Flann O'Brien, At War: Among my top 10 20c authors, Eire is overrepresented by the Three Irish Exiles (3IE), Joyce, Beckett, and O'Brien. The latter, a case of internal exile, from himself as well, not least in name (Brian O'Nolan wrote these pieces for the Irish Times under the byline Myles na gCopaleen) but in displacement -- the mask slips only to reveal another. Here he is simultaneously Keats and Chapman:

See, I'm at the window now. I pull aside a corner of the blind and peer out. Dismal rain. A sodden fugure us making his way through the murk. He is approaching the house, he is going to call. Who can it be? I can scarcely make out his face but there is something familiar about his stride. The clothes too I have seen before. Now I see him! I know who it is. It is myself! I rush down and open the door just as the ring comes. Immediately I am confronted with the question.

'What were you doing at the window?'

'I was just looking out for myself,' I nimbly reply.

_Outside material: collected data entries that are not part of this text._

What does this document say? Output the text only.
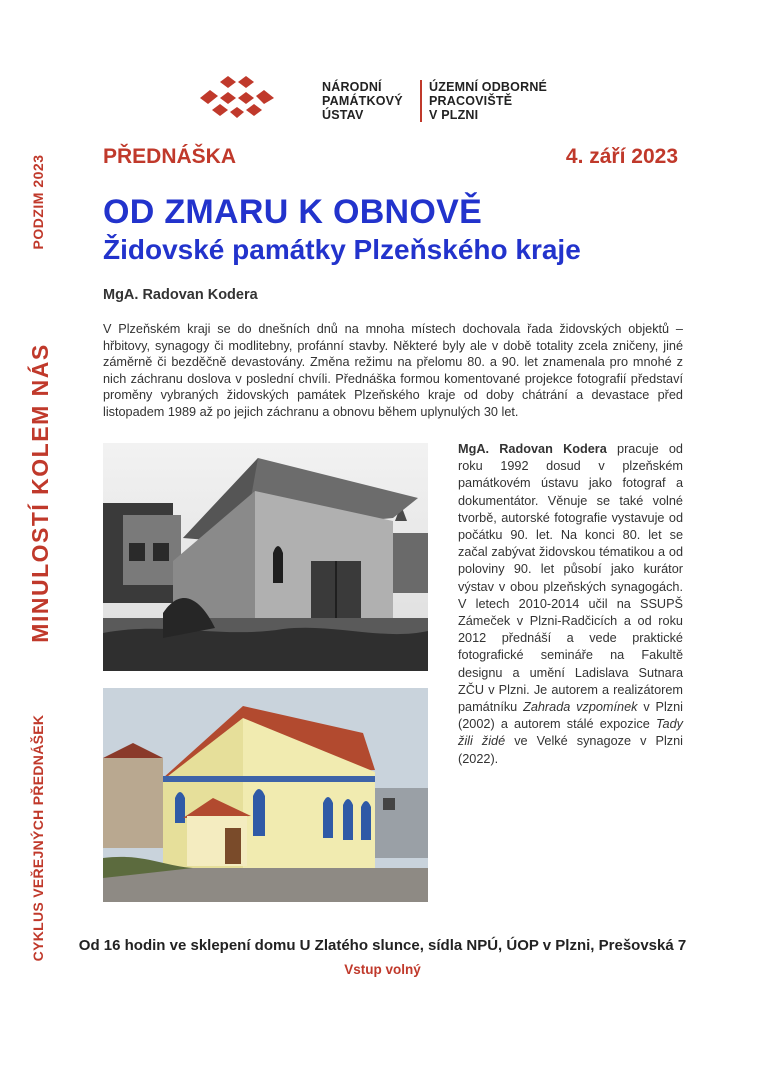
NÁRODNÍ
PAMÁTKOVÝ
ÚSTAV
ÚZEMNÍ ODBORNÉ
PRACOVIŠTĚ
V PLZNI
PODZIM 2023
MINULOSTÍ KOLEM NÁS
CYKLUS VEŘEJNÝCH PŘEDNÁŠEK
PŘEDNÁŠKA	4. září 2023
OD ZMARU K OBNOVĚ
Židovské památky Plzeňského kraje
MgA. Radovan Kodera
V Plzeňském kraji se do dnešních dnů na mnoha místech dochovala řada židovských objektů – hřbitovy, synagogy či modlitebny, profánní stavby. Některé byly ale v době totality zcela zničeny, jiné záměrně či bezděčně devastovány. Změna režimu na přelomu 80. a 90. let znamenala pro mnohé z nich záchranu doslova v poslední chvíli. Přednáška formou komentované projekce fotografií představí proměny vybraných židovských památek Plzeňského kraje od doby chátrání a devastace před listopadem 1989 až po jejich záchranu a obnovu během uplynulých 30 let.
MgA. Radovan Kodera pracuje od roku 1992 dosud v plzeňském památkovém ústavu jako fotograf a dokumentátor. Věnuje se také volné tvorbě, autorské fotografie vystavuje od počátku 90. let. Na konci 80. let se začal zabývat židovskou tématikou a od poloviny 90. let působí jako kurátor výstav v obou plzeňských synagogách. V letech 2010-2014 učil na SSUPŠ Zámeček v Plzni-Radčicích a od roku 2012 přednáší a vede praktické fotografické semináře na Fakultě designu a umění Ladislava Sutnara ZČU v Plzni. Je autorem a realizátorem památníku Zahrada vzpomínek v Plzni (2002) a autorem stálé expozice Tady žili židé ve Velké synagoze v Plzni (2022).
Od 16 hodin ve sklepení domu U Zlatého slunce, sídla NPÚ, ÚOP v Plzni, Prešovská 7
Vstup volný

This is the third collection from Cruiskeen Lawn, of earlier pieces not quite as scintillating as the others (more excerpts). But even then he knew whereby a tale hangs off an execrable pun (e.g., As for drink, they tell me it can give you a red nose, a complaint that can be passed on to your children. Damn nosa, how red it is!* / *damnosa hereditas, a blighted legacy, but explaining the joke puts the humor out of its misery).

O'Brien's style (especially the cathecismic) has been pastiched by a number of bloggers, but without the feel for pacing and the superb absurd placing of the throwaway bit of erudition; I've indulged in it in bookchat myself, but like much else it was the most fun the first time. (The link may be self-indulgent, but. Best. Bookchat. Evah.)

Clarice Lispector, The Foreign Legion (trans G Pontiero): Short stories plus crônicas, the latter having that blog-journal feel. Lispector's stories vary (at least in translation) but her descriptions of that which words cannot capture about childhood ("The Misfortunes of Sofia", "The Message") are unmatched, though she's better known for her works on the worse off; both are well represented in the crônicas, as is the writing process and critical commentary. That these pieces, or fragments, come from her 'bottom-drawer' doesn't mean they're just shelf-liner. Here, she seems to anticipate Eno's ambient music more than reflecting Cage's 4'33" (though No.2 seems relevant as an Oblique Strategy):

In Natal, Rio Grande do Norte, I woke up in the middle of the night, as peaceful as if I were awakening from a peaceful bout of insomnia. And I heard an ethereal music which I had heard once before. It was extremely sweet and without any melody, yet it consisted of sounds that could be orchestrated into melody. It was undulating and uninterrupted. The sounds emerged like fifteen thousand stars. I felt certain that I was capturing the most primitive vibrations of air, as if silence were speaking. Silence was speaking. It had a low and constant pitch without any edginess, and it was criss-crossed with horizontal, oblique sounds. Thousands of resonances which had the same pitch and the same intensity, the same relaxed pace, a night of bliss.

It resembled a trailing veil of sound, with variations largely of shadow and light, sometimes of density (such as when the veil fluttered and folded over). The music was incredibly beautiful, and impossible to describe because there are no words to denote silence. The composer's presence was not felt; only angels in countless groups, impersonal as angels, anonymous as angels. When silence manifests itself, there is no warning; silence simply manifests itself in silence. As if you were to ask: what is the number 1357217? And this number were to come forward and reveal itself as 1357217. Silence can achieve the maximum: by becoming evident. And so my hotel room was inundated with the choral song of silence which became evident. And I was blessed in this manner. But I have no desire to renew the experience.


The rest is silence.

2.8.07

Rough Stretch

One of these days, one of these days isn't going to be one of those days.